―(1)骨髄由来c-kit陽性細胞への遺伝子導入(
in vitroのアッセイ)
まず、RetroNectinをコートした培養器上で、レトロウイルスベクターを用いた造血幹細胞への遺伝子導入を以下のようにして行った。C57BL/6マウスの骨髄より採取した骨髄細胞から、抗c-kit抗体を用いてフローサイトメーターでソーティングすることによって、c-kit陽性細胞を単離した。得られたc-kit陽性細胞をSCF(stem cell factor)およびIL-6を含む培地で培養した後、レトロウイルスによる遺伝子導入に供した。あらかじめRetroNectinをコーティングしたプラスチックディッシュに上述の細胞とウイルス液を添加してインキュベートした後、HPP-CFCアッセイに供した。なお、本実験では、Neo
r遺伝子をマーカー遺伝子として用い、G418耐性コロニーの数を指標として遺伝子導入効率を求めた。その結果、図2に示すように遺伝子導入効率を大幅に上昇させることができた。

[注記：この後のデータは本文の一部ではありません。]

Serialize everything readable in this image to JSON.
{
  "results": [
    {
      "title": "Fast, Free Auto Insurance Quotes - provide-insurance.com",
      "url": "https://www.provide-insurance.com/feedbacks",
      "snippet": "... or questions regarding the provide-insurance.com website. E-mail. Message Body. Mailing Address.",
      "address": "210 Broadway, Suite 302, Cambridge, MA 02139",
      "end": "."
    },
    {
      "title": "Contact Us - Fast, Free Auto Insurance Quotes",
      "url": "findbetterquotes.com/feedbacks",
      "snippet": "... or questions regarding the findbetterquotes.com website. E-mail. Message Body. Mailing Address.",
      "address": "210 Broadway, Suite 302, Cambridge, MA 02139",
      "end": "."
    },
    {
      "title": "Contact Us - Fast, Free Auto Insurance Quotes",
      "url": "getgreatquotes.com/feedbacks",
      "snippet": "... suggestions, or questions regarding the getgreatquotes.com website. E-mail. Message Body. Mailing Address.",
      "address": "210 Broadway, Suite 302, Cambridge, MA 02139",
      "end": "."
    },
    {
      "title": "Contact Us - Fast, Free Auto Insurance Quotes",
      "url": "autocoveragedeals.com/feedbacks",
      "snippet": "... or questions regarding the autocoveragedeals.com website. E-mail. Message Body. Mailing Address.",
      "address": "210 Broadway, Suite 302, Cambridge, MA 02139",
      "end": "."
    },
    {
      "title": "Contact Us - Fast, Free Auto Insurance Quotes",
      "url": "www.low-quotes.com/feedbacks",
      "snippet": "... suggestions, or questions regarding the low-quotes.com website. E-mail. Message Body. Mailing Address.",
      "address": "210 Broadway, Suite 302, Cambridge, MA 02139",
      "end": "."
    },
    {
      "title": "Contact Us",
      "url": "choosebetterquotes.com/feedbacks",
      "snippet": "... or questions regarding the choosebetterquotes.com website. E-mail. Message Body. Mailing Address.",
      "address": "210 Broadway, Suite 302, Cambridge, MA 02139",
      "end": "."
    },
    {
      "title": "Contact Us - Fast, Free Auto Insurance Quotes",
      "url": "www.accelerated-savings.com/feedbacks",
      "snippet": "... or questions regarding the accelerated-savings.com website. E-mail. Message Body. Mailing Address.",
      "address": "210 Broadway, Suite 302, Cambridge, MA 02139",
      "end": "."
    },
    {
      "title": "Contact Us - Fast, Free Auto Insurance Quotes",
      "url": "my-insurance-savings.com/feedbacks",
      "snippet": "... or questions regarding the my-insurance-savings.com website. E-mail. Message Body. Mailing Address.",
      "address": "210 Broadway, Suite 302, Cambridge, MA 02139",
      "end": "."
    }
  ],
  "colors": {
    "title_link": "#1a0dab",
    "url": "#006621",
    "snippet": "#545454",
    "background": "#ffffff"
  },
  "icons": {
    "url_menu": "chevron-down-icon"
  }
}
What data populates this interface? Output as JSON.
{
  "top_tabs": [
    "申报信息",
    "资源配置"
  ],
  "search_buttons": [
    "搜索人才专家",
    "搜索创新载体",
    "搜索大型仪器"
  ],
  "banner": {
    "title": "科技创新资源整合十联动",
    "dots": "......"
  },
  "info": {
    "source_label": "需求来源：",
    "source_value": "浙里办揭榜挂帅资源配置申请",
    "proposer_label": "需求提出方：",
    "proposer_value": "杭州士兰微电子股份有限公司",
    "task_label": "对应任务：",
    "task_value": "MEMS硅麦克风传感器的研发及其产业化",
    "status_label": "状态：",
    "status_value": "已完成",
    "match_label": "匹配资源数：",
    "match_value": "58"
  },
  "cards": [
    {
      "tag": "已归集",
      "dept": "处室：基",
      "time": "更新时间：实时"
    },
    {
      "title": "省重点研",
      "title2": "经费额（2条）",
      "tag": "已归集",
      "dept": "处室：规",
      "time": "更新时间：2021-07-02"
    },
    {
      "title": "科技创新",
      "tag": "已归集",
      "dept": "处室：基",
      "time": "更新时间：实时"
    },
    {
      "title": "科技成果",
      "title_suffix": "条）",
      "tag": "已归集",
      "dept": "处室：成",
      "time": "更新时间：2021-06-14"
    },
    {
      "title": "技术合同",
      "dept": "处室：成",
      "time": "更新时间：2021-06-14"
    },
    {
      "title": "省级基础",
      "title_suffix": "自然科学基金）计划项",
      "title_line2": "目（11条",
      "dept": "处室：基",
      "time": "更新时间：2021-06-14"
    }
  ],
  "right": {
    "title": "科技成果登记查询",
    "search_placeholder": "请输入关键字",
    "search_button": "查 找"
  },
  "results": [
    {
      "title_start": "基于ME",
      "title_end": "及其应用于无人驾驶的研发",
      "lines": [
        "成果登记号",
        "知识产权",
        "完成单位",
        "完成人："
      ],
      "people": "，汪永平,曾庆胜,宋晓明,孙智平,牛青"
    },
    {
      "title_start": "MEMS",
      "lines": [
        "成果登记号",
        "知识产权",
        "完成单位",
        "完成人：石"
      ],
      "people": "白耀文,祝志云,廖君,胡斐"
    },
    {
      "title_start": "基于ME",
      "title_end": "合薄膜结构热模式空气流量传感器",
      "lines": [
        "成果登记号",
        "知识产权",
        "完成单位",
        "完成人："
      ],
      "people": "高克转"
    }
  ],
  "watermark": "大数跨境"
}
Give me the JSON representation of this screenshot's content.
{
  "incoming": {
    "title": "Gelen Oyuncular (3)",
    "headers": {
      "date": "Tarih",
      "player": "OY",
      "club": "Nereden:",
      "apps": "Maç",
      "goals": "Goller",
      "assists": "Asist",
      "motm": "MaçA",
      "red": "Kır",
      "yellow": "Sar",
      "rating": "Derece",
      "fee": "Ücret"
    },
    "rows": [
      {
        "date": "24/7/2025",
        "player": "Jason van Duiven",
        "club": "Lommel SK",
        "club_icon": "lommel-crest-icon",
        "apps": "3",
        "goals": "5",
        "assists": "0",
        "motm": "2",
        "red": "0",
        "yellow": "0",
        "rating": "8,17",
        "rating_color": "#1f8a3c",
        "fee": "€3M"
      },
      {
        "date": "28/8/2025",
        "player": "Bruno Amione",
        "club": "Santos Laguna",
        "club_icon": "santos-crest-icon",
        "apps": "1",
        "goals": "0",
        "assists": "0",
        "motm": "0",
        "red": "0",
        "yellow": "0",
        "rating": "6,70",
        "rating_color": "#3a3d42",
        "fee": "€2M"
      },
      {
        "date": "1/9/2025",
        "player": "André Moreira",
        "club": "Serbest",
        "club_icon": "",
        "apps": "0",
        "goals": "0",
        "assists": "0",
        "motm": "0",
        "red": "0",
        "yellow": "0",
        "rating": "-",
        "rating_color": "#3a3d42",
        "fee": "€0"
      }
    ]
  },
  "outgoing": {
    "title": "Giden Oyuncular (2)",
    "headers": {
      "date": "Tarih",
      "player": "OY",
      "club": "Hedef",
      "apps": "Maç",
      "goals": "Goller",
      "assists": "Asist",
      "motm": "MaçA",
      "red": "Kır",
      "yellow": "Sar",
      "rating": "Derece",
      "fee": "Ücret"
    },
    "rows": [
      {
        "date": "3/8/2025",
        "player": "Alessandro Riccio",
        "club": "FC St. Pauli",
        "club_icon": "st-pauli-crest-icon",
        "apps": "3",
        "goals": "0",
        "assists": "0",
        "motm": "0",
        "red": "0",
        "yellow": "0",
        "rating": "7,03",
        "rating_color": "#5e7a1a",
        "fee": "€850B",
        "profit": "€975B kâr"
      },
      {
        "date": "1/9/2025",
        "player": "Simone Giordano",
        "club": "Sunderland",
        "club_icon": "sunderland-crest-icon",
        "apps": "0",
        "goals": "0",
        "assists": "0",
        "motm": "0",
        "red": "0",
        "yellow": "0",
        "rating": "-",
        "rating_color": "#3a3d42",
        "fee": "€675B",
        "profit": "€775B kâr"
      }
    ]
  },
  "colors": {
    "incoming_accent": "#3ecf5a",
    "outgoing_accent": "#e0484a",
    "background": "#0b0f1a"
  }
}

図2 RetroNectinを用いた骨髄由来c-kit陽性細胞への遺伝子導入(in vitroのアッセイ)
―(2)骨髄由来c-kit陽性細胞への遺伝子導入(in vivoのアッセイ)
次に、ヒトADA遺伝子を本法にて導入した細胞をマウスに移植し、次のようにして経過を観察した。ヒトADA遺伝子を導入したc-kit陽性細胞を、致死量の放射線を照射したC3H/HeJマウスに移植した。6ヶ月後、末梢血を採取し、酢酸セルロース膜を用いた電気泳動を行って、活性染色によりヒトADAの発現を分析した。なお、c-kit陽性細胞は、(1)と同様の方法でC3H/HeJマウスより単離した。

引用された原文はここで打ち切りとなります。